Headlines
Resources Per Region
Industrial production in the eurozone showed signs of stabilisation in January across sectors and in most countries, despite a contraction in Germany, the bloc’s biggest economy, the Financial Times reported. Output in the region rose 1.4 per cent from the previous month, rebounding from a decline of 0.9 per cent in December, better than a forecast from analysts in a Reuters poll of 1.0 per cent expansion, Eurostat figures revealed on Wednesday.
Mozambique is seeking the cancellation of government guarantees on debts run up by state-run security firm Proindicus which helped spark a debt crisis in the country, its prime minister was quoted as saying on Wednesday. Mozambique has a case in London's High Court against investment bank Credit Suisse and a number of other parties linked with the $2 billion (£1.5 billion) worth of loans, which have sparked investigations in the United States and Mozambique, the International New York Times reported on a Reuters story.
As the political crisis in Venezuela rumbles on, a number of creditors are squaring up in what promises to be one of the most complicated debt restructurings in history, the Financial Times reported. What will make a workout so tricky to resolve is not just the amount of IOUs sitting on the balance sheet of the South American nation, the fourth-largest economy in the region, but the diversity of its creditor base. In recent months, some aggrieved lenders have filed lawsuits against the government and the state-owned oil company, PDVSA, sparking some unease from the rest.
Standard Chartered Plc may wind up losing less on its biggest bad loan in India. Lenders to bankrupt Essar Steel India Ltd. will consider increasing a payout to Standard Chartered to expedite the sale of the troubled Indian mill to ArcelorMittal, according to people with knowledge of the matter, Bloomberg News reported. That could smooth over a sticking point in months of court battles as the world’s largest steelmaker tries to open shop in the South Asian nation. Standard Chartered has been seeking repayment on about 35.6 billion rupees ($513 million) of loans to Essar Steel.

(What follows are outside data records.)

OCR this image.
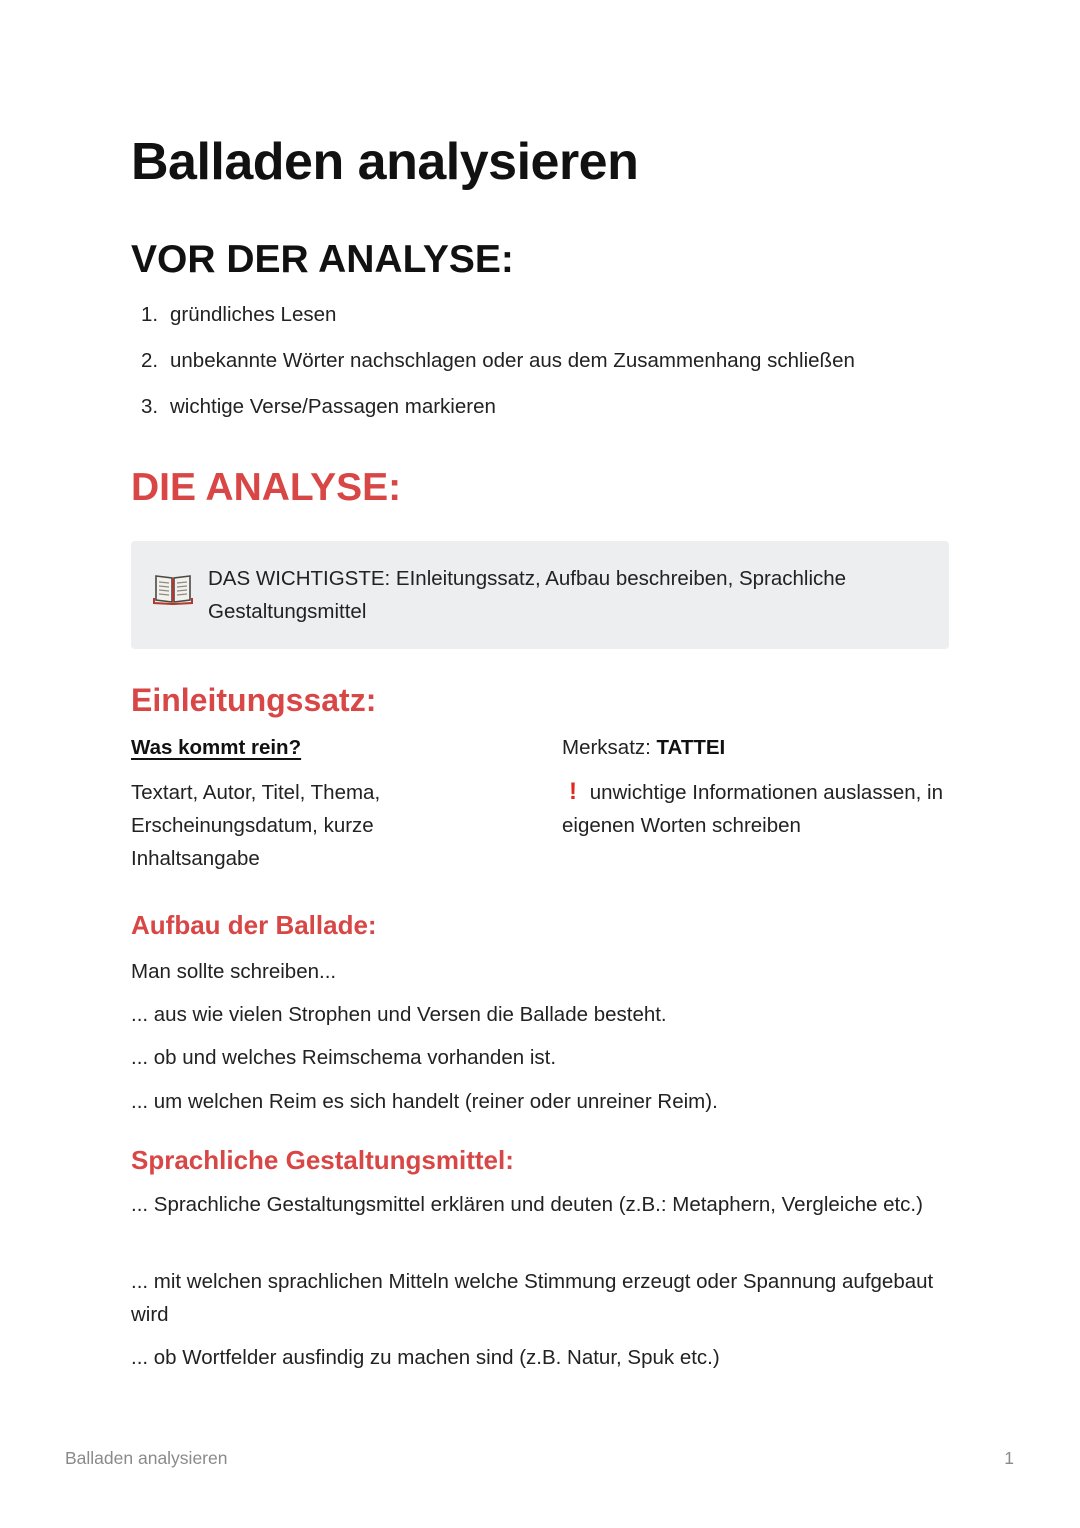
Balladen analysieren
VOR DER ANALYSE:
1. gründliches Lesen
2. unbekannte Wörter nachschlagen oder aus dem Zusammenhang schließen
3. wichtige Verse/Passagen markieren
DIE ANALYSE:
DAS WICHTIGSTE: EInleitungssatz, Aufbau beschreiben, Sprachliche Gestaltungsmittel
Einleitungssatz:
Was kommt rein?
Textart, Autor, Titel, Thema, Erscheinungsdatum, kurze Inhaltsangabe
Merksatz: TATTEI
! unwichtige Informationen auslassen, in eigenen Worten schreiben
Aufbau der Ballade:
Man sollte schreiben...
... aus wie vielen Strophen und Versen die Ballade besteht.
... ob und welches Reimschema vorhanden ist.
... um welchen Reim es sich handelt (reiner oder unreiner Reim).
Sprachliche Gestaltungsmittel:
... Sprachliche Gestaltungsmittel erklären und deuten (z.B.: Metaphern, Vergleiche etc.)
... mit welchen sprachlichen Mitteln welche Stimmung erzeugt oder Spannung aufgebaut wird
... ob Wortfelder ausfindig zu machen sind (z.B. Natur, Spuk etc.)
Balladen analysieren	1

Regulators in some Asian countries are getting tougher on auditors after landmark defaults, in an increasingly high-stakes game as investors call for earlier warning signs amid expectations for debt failures to mount, Bloomberg News reported. High-profile collapses of commodities trader Noble Group Ltd. and India’s shadow lender Infrastructure Leasing & Financial Services Ltd. have rocked investors over the past year. In China, a spate of defaults has raised concerns over the quality of financial reports.
Bets on beaten-down Chinese distressed bonds could pay off if the nation persists with its credit easing and there’s a sustained rally in the domestic stock market, according to an Asia-based hedge fund that manages $3.5 billion, Bloomberg News reported. Distressed dollar bonds from Chinese issuers have had their best start to a year since 2012. A strategy that includes investing in these notes “could generate out-sized returns” if an improving economy and share gains help investors recover more money from troubled debt, said Kevin Wu, a portfolio manager at Pinpoint Asset Management.
Billionaire Mike Ashley’s Sports Direct International Plc accused Debenhams Plc’s board of misleading shareholders in its Jan. 10 results ahead of the department-store chain’s profit warning last week, Bloomberg News reported.
Turkey’s Cukurova Holding is considering whether to ask Ziraat Bank to restructure a dollar-denominated loan it took out from the state-owned lender five years ago, according to people familiar with the plans. Cukurova has so far only made interest payments on the $1.6 billion loan and will seek a meeting with the bank before a pre-scheduled payment in July, should it decide to ask for the debt to be reorganized, the people said, asking not to be identified because the deliberations are private, Bloomberg News reported. The 10-year loan had a three-year grace period.
Saudi conglomerate Ahmad Hamad Algosaibi and Brothers (AHAB) said on Wednesday it had filed last week for a financial restructuring under Saudi Arabia’s new bankruptcy law, as it seeks to end a decade-long dispute with creditors, Reuters reported. Saudi Arabia’s bankruptcy law, which came into effect in August, is an important step towards making the kingdom more investor friendly, offering a legal framework to struggling companies seeking to restructure debt following the 2009 global financial crisis and, more recently, weaker oil prices.
The new chief of Kazakhstan’s central bank dodged a debt claim in 2014 thanks to a legal system that’s failed to protect lenders from rampant defaults and repeated crises, Bloomberg News reported. In 2014, Yerbolat Dossayev and three business partners were given a reprieve on repaying 1.9 billion tenge, then worth $13 million, that they’d personally guaranteed to the central Asian country’s biggest bank at the time. It’s not clear whether the debt was ever repaid.